On June 10th, France’s version of the Supreme Court struck down parts of a new French law known as HADOPI:

France’s highest court, the Constitutional Council, ruled that access to the internet is a “fundamental human right” this week in striking down a controversial “three strikes” anti-piracy law.

via Is Internet Access a Fundamental Human Right? France’s High Court Says Yes.

The decision, in paragraph 12, goes back to the 1789 Declaration of the Rights of Man and Citizen to say ground its decision in terms of free expression of thoughts and ideas:

La libre communication des pensées et des opinions est un des droits les plus précieux de l’homme : tout citoyen peut donc parler, écrire, imprimer librement, sauf à répondre de l’abus de cette liberté dans les cas déterminés par la loi. (The free expression of thoughts and of opinions is one of the most precious rights of humanity: all citizens  can speak, write, freely print, except in cases of abuse as determined by law.)

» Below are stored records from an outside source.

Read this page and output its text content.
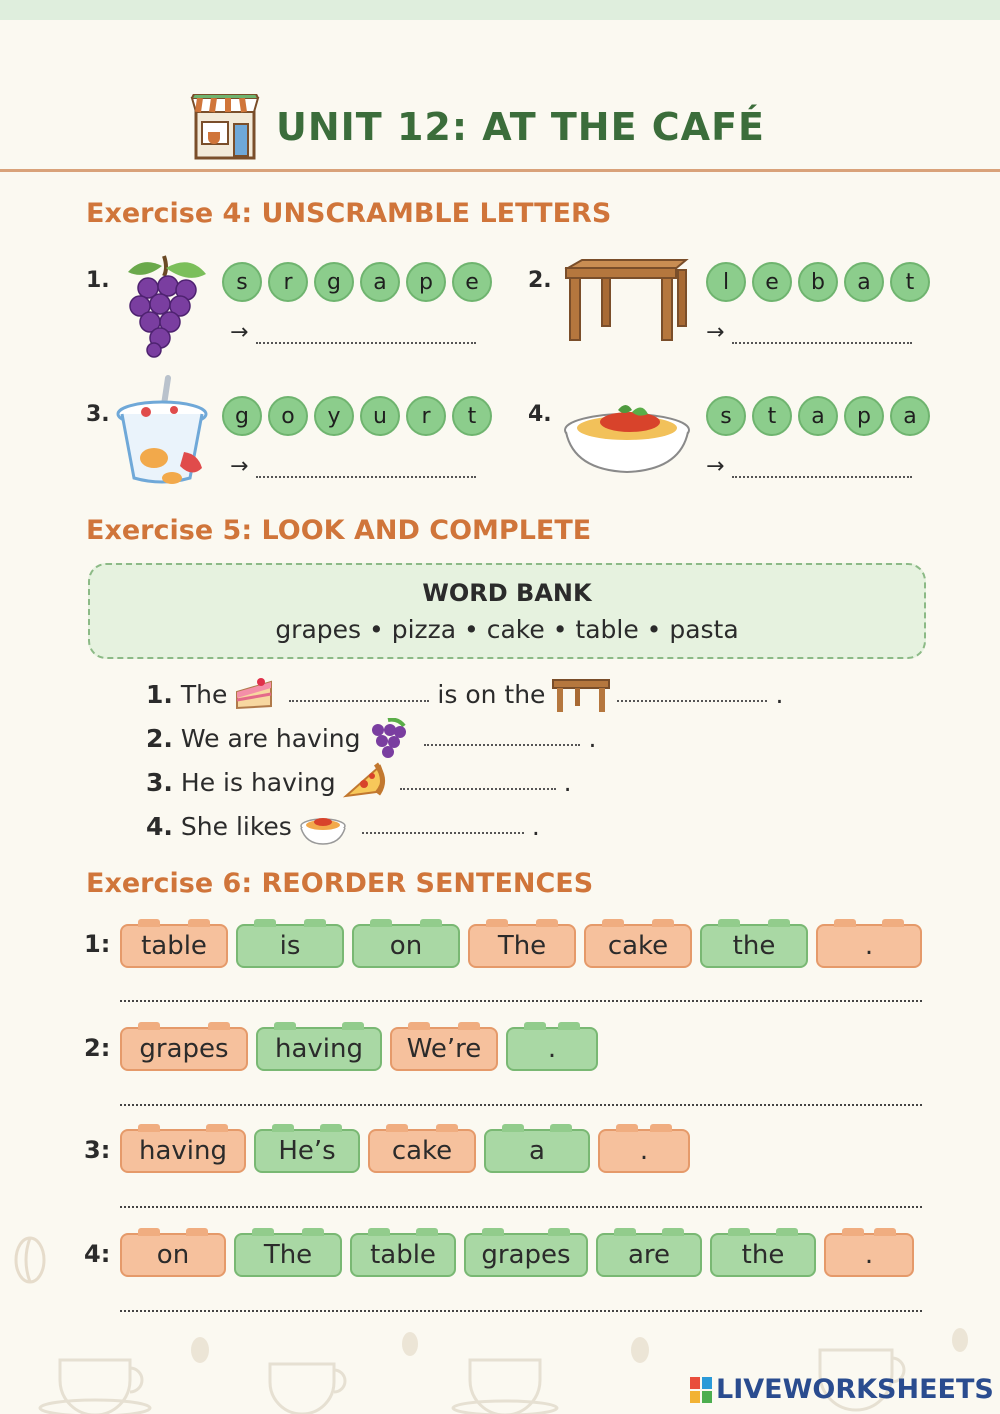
UNIT 12: AT THE CAFÉ
Exercise 4: UNSCRAMBLE LETTERS
1.	s	r	g	a	p	e
→
2.	l	e	b	a	t
→
3.	g	o	y	u	r	t
→
4.	s	t	a	p	a
→
Exercise 5: LOOK AND COMPLETE
WORD BANK
grapes • pizza • cake • table • pasta
1. The	is on the	.
2. We are having	.
3. He is having	.
4. She likes	.
Exercise 6: REORDER SENTENCES
1:	table	is	on	The	cake	the	.
2:	grapes	having	We’re	.
3:	having	He’s	cake	a	.
4:	on	The	table	grapes	are	the	.
LIVEWORKSHEETS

Nonetheless, the court does not say that restrictions as in HADOPI are unconstitutional, since they also clearly point out (as the quote above says) that rights of free expression can be limited to prevent “abuse” – such as to prevent copyright infringement. However, in American legal terms, I might call this entire section “dicta,” but the French civil law system is different, of course. Despite connecting internet access to the fundamental right to freedom of speech and thought, this was not the basis for the court’s decision, although it certainly informed it.

Instead, several other, perhaps equally important concepts, are at issue:

  1. The French legal system requires a presumption of innocence, and the legislature cannot change this. (See paragraph 17 and 18.)
  2. The sanction, after three reported incidents of infringement, involved cutting off Internet access. The court believed, essentially, that this was too great a sanction to allow a mere administrative agency the power to implement it. (This is clearly informed by an idea of Internet access facilitating free communication, and thus comes closest to making Internet access part of such a right). (See paragraph 16.)

  3. While the legislature can balance the right of privacy and the protection of intellectual property, entrusting a private entity with surveillance powers unconstitutionally interferes with the right to privacy. (See paragraphs 26 and 27.) As part of this, in paragraph 30, the court also forbid monitoring or interception of private communications in order to combat copyright infringement.

An interesting ruling that, while it does not quite equate Internet access to other human rights, certainly suggests that it might be a component in freedom of expression – certainly I can imagine a parallel to destroying a newspapers printing press, for example, as having a similar chilling effect on expression.